# IMO Result Insights with Apache Spark

The goal of this project is to get some insights or information of the all time results of International Mathematics Olympiad (IMO) from some favorite countries (in this case I choose 15, they are: Australia, Bulgaria, Canada, China, Germany, Hungary, India, Indonesia, Iran, Japan, Korea, Romania, Russia, Thailand, United States) by doing some queries using PySpark, the Apache Spark API for Python. Firstly I will do some web scrape task to get data from the official website of IMO, and then store them as Spark dataframe.

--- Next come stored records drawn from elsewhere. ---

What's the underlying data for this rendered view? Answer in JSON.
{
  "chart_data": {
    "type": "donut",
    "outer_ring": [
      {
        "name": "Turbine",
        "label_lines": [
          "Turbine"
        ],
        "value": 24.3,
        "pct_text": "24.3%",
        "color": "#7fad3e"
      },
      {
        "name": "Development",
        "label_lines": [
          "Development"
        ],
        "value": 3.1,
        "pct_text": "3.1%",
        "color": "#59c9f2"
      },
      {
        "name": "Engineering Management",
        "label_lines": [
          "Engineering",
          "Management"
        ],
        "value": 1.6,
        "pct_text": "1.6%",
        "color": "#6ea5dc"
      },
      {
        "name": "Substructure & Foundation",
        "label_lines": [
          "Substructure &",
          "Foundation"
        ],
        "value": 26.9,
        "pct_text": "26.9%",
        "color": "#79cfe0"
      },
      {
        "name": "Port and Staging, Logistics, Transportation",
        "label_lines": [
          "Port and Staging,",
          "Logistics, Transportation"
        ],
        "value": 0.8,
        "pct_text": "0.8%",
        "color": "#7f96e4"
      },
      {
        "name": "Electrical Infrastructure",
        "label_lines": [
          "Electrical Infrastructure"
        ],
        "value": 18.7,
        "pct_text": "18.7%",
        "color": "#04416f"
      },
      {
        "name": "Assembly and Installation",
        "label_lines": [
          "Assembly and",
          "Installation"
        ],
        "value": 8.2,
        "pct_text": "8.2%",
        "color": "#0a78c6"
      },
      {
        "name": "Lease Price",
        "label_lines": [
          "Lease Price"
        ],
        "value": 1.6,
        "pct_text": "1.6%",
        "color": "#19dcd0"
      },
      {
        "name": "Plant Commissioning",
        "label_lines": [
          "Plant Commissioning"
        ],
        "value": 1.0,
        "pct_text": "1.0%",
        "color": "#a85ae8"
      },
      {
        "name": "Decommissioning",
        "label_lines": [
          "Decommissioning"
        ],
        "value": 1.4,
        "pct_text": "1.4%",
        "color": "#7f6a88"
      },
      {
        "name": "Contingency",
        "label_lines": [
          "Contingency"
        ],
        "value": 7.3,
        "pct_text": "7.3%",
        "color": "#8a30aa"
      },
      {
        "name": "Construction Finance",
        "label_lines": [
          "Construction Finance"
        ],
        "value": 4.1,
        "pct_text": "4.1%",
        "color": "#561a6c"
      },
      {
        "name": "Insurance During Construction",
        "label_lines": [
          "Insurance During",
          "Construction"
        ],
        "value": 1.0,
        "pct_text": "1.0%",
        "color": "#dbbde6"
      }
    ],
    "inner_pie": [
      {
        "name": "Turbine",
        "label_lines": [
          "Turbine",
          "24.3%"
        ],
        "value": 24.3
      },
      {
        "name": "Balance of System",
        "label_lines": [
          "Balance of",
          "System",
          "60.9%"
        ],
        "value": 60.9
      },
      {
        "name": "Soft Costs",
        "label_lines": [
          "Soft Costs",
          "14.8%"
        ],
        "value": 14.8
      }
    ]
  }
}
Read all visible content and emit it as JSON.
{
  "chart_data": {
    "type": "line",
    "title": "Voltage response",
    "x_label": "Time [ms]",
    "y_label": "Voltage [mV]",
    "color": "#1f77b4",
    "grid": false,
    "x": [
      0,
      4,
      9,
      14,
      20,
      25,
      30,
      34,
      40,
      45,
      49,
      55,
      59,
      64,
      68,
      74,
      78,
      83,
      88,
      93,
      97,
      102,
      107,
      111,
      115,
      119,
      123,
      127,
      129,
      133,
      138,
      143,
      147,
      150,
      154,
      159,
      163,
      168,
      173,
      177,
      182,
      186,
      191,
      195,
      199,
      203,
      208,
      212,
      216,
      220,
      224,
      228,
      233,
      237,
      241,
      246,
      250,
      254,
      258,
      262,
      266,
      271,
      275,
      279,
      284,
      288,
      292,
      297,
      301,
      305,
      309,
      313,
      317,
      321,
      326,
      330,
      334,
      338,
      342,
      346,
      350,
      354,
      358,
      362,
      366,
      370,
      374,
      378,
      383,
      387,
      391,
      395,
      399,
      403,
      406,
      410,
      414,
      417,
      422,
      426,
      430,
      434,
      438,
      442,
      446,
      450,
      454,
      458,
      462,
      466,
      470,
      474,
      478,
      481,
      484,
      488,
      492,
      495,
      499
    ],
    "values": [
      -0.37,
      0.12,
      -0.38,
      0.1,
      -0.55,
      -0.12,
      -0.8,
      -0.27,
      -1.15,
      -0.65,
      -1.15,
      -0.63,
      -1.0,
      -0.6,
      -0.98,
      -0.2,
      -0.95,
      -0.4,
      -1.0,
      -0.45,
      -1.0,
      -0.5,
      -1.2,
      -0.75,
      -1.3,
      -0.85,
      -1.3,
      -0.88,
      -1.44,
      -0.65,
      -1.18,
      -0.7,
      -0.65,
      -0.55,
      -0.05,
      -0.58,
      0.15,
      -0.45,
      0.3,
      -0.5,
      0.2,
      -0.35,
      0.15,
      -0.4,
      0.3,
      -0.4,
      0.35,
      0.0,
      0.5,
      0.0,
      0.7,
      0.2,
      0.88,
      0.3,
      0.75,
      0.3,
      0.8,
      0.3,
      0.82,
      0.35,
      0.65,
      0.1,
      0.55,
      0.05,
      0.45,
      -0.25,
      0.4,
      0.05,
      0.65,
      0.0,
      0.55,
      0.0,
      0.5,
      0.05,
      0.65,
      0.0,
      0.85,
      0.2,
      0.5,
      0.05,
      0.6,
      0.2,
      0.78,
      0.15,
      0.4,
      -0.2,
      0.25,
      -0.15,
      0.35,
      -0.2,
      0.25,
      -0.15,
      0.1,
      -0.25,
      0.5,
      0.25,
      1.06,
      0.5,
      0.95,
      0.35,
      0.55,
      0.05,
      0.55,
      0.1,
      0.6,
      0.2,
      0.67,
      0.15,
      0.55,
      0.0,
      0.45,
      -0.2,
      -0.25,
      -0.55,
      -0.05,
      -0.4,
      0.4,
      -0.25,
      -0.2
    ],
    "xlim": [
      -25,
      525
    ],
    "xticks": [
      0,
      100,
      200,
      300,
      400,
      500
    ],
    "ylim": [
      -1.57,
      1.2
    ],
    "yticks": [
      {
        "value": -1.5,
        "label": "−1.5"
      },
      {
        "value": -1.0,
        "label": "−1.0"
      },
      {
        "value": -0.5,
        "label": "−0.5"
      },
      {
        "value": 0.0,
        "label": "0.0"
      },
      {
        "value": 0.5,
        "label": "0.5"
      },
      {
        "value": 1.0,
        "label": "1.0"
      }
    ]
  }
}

This project is also aimed to showcase my familiarity in using data processing tool, in this case PySpark in order to solve some analytical and data engineering problems.


In [1]:
#Import some libraries needed for web scrapping (Beautifulsoup) and PySpark

from bs4 import BeautifulSoup
from urllib.request import urlopen, Request
import requests
from pyspark.sql import SparkSession
from pyspark.sql.types import *
from pyspark.sql.functions import *
import os
import sys

os.environ['PYSPARK_PYTHON'] = sys.executable
os.environ['PYSPARK_DRIVER_PYTHON'] = sys.executable

header = {
    'User-Agent':'Mozilla/5.0 (Windows NT 10.0/; Win64; x64) AppleWebKit/537.36 (KHTML, like Gecko) Chrome/113.0.0.0 Safari/537.36'
}


In [3]:
# Iniate a spark session

spark = SparkSession.builder\
            .appName('IMO_Spark')\
            .master('local')\
            .config('spark.driver.memory', '5G')\
            .getOrCreate()

In [4]:
spark

In [5]:
#Web scraping part, here the tuple of data is appended into an empty list 'contestants'
#as you can see we only care with IMO results data from these 15 countries, due to a long time needed to send request to the webpage
#The 'contestants' list later is going to be rows of spark dataframe

contestants = []
#'THA', 'IRN', 'GER', 'AUS', 'POL'
negara = ['AUS', 'BGR', 'CAN', 'CHN', 'GER', 'USA', 'JPN', 'KOR', 'ROU', 'IRN', 'IDN', 'RUS', 'HUN', 'IND', 'THA']

for c in negara:
    imo_link = f'https://www.imo-official.org/country_individual_r.aspx?code={c}'
    req_imo = requests.get(imo_link)
    print(c, 'REQUEST STATUS:', req_imo.status_code, imo_link, end=' ')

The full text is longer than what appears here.